3. Reality TV - Well, for all the enemies I just made with #2, I'll probably win some people back with this one. I don't watch Survivor, Amazing Race or any of the rest of them. I don't care what Ozzy Osbourne eats for breakfast and I care even less about Bruce Jenner's family issues. Unlike cat lovers, who are weird, I don't hold anything against you for liking Reality TV. I just don't join you.
4. The Ohio State University - Oh, boy. No cow is sacred with me. I am here to state publicly that I am not a Buckeye fan. Apparently, anyone with an Ohio drivers license and the opportunity to purchase a red t-shirt at Sears is automatically supposed to stay home every Saturday in the fall and support a university they've never visited--let alone attended. Husband went to OSU and I'm very happy to get out of the way and let him watch the game. But it just irks me when people just assume I would be a fan. Why? I went to Ohio University. In Athens. Also, it peeves me when local TV newscasters talk about OSU as if it were a hometown team. Do you know how many universities there are between here and Columbus?
5. Soccer - My two sons played soccer this year. I have never liked soccer and I don't think I ever will, however, I may have to learn to tolerate it since my nine year-old has already been told by a high school coach that he has a good foot, whatever that means.
6. Lettuce on a sandwich - This falls into the category of things you see so often that the only explanation is that you are expected to want it.
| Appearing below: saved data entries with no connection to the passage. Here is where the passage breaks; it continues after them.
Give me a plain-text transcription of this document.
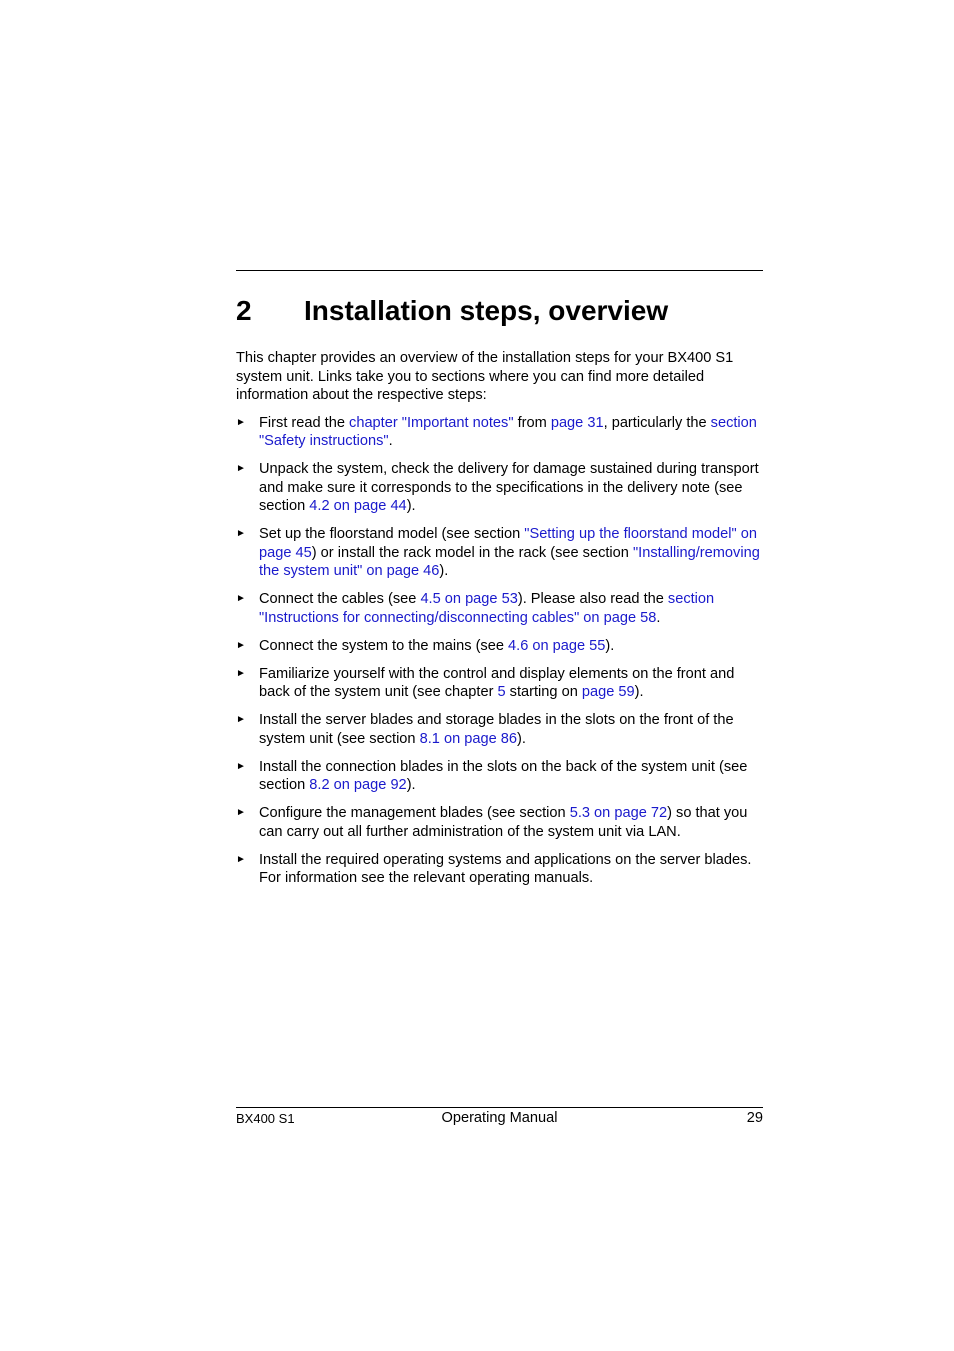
2 Installation steps, overview

This chapter provides an overview of the installation steps for your BX400 S1 system unit. Links take you to sections where you can find more detailed information about the respective steps:

► First read the chapter "Important notes" from page 31, particularly the section "Safety instructions".
► Unpack the system, check the delivery for damage sustained during transport and make sure it corresponds to the specifications in the delivery note (see section 4.2 on page 44).
► Set up the floorstand model (see section "Setting up the floorstand model" on page 45) or install the rack model in the rack (see section "Installing/removing the system unit" on page 46).
► Connect the cables (see 4.5 on page 53). Please also read the section "Instructions for connecting/disconnecting cables" on page 58.
► Connect the system to the mains (see 4.6 on page 55).
► Familiarize yourself with the control and display elements on the front and back of the system unit (see chapter 5 starting on page 59).
► Install the server blades and storage blades in the slots on the front of the system unit (see section 8.1 on page 86).
► Install the connection blades in the slots on the back of the system unit (see section 8.2 on page 92).
► Configure the management blades (see section 5.3 on page 72) so that you can carry out all further administration of the system unit via LAN.
► Install the required operating systems and applications on the server blades. For information see the relevant operating manuals.
BX400 S1	Operating Manual	29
I will eat a salad (not often enough) but I can't stand to eat lettuce on a sandwich or other non-salad food. Do you know how many business box lunches I've had to try and inconspicuously pick apart.Who made this rule? Am I the only person picking every shred of lettuce off their taco?
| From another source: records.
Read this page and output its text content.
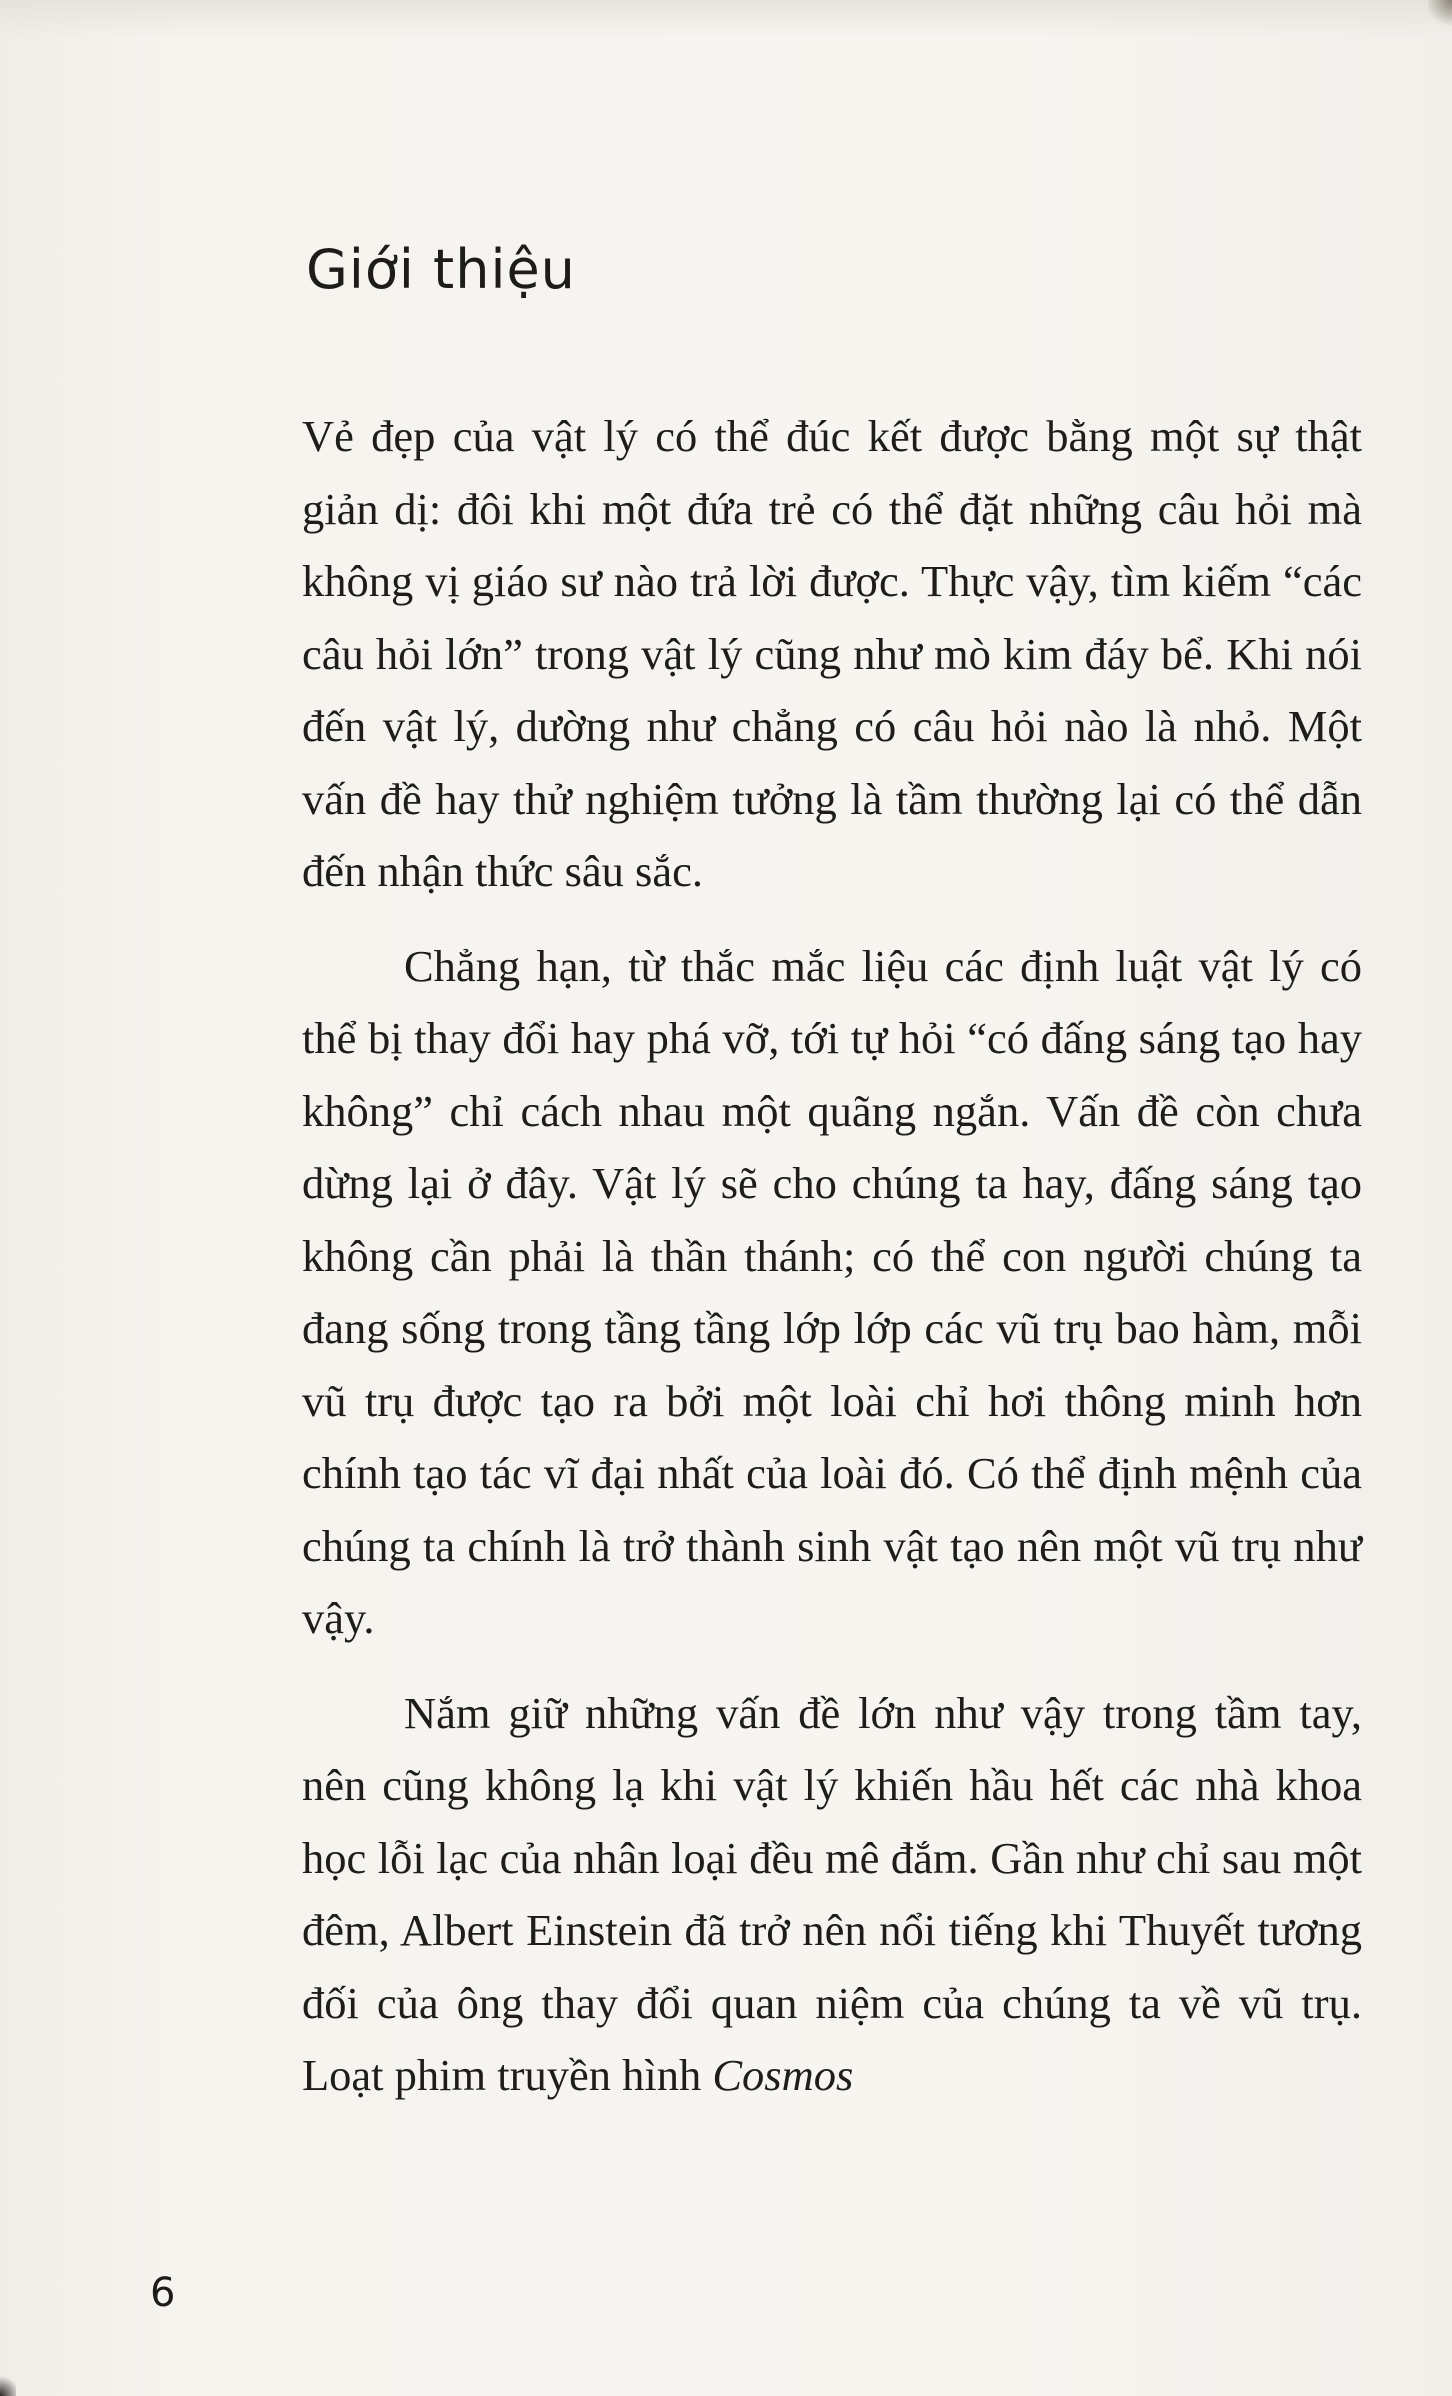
Giới thiệu

Vẻ đẹp của vật lý có thể đúc kết được bằng một sự thật giản dị: đôi khi một đứa trẻ có thể đặt những câu hỏi mà không vị giáo sư nào trả lời được. Thực vậy, tìm kiếm “các câu hỏi lớn” trong vật lý cũng như mò kim đáy bể. Khi nói đến vật lý, dường như chẳng có câu hỏi nào là nhỏ. Một vấn đề hay thử nghiệm tưởng là tầm thường lại có thể dẫn đến nhận thức sâu sắc.

Chẳng hạn, từ thắc mắc liệu các định luật vật lý có thể bị thay đổi hay phá vỡ, tới tự hỏi “có đấng sáng tạo hay không” chỉ cách nhau một quãng ngắn. Vấn đề còn chưa dừng lại ở đây. Vật lý sẽ cho chúng ta hay, đấng sáng tạo không cần phải là thần thánh; có thể con người chúng ta đang sống trong tầng tầng lớp lớp các vũ trụ bao hàm, mỗi vũ trụ được tạo ra bởi một loài chỉ hơi thông minh hơn chính tạo tác vĩ đại nhất của loài đó. Có thể định mệnh của chúng ta chính là trở thành sinh vật tạo nên một vũ trụ như vậy.

Nắm giữ những vấn đề lớn như vậy trong tầm tay, nên cũng không lạ khi vật lý khiến hầu hết các nhà khoa học lỗi lạc của nhân loại đều mê đắm. Gần như chỉ sau một đêm, Albert Einstein đã trở nên nổi tiếng khi Thuyết tương đối của ông thay đổi quan niệm của chúng ta về vũ trụ. Loạt phim truyền hình Cosmos

6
7. Crocs - I know they have more normal looking styles now but I have never been interested in sticking my foot into one of those shapeless plastic shoes. And yet people swear by them.
8. Cantaloupe and strawberries - Have you ever ordered a fruit cup? Why does every fruit cup come with one grape, one apple chunk and 50 pieces of tasteless cantaloupe. Is it cheap? Or are we expected to be delighted to see that much cantaloupe? Also, every summer of my childhood my family would be ecstatic to get their first bowl of fresh strawberries. Except for me. And then the you don't like strawberries?? would start. Really, no one could remember that.
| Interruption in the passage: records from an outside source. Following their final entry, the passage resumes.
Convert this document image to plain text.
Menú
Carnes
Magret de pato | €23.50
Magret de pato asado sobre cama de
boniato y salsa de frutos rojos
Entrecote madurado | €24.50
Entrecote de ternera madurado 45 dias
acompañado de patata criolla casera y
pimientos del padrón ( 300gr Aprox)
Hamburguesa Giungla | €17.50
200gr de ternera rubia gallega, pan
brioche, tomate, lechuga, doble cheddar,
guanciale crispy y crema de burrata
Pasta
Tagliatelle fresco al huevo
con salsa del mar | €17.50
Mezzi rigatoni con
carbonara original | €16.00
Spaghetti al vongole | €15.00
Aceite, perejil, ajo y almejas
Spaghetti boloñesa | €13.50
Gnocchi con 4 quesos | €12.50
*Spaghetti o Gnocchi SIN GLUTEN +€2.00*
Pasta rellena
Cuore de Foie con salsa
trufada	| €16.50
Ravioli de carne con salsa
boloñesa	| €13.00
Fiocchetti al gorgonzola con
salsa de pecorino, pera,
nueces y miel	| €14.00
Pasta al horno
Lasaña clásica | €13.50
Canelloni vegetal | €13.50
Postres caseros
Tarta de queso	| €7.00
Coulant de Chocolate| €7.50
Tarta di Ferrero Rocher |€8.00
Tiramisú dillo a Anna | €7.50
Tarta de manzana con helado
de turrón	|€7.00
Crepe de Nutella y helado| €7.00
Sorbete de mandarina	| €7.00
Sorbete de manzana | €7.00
9. iPod - I'm not really opposed to the device called iPod, I just don't need music piped into my ears all day. After the Walkman died down, people got along fine for several years without constantly listening to music. Now all the sudden, they are completely traumatized if they can't have music while they walk down the street. Hum.
10.Coffee - Why is it that the only free beverage offered in modern America is the one I don't like? Even water isn't free anymore.
Lest you think I'm a complete curmudgeon, I do like campfires, boat rides, baby pigs and baking chocolate cake from scratch.
But no matter how much we do like, society still has its expectations. What are you supposed to like but don't?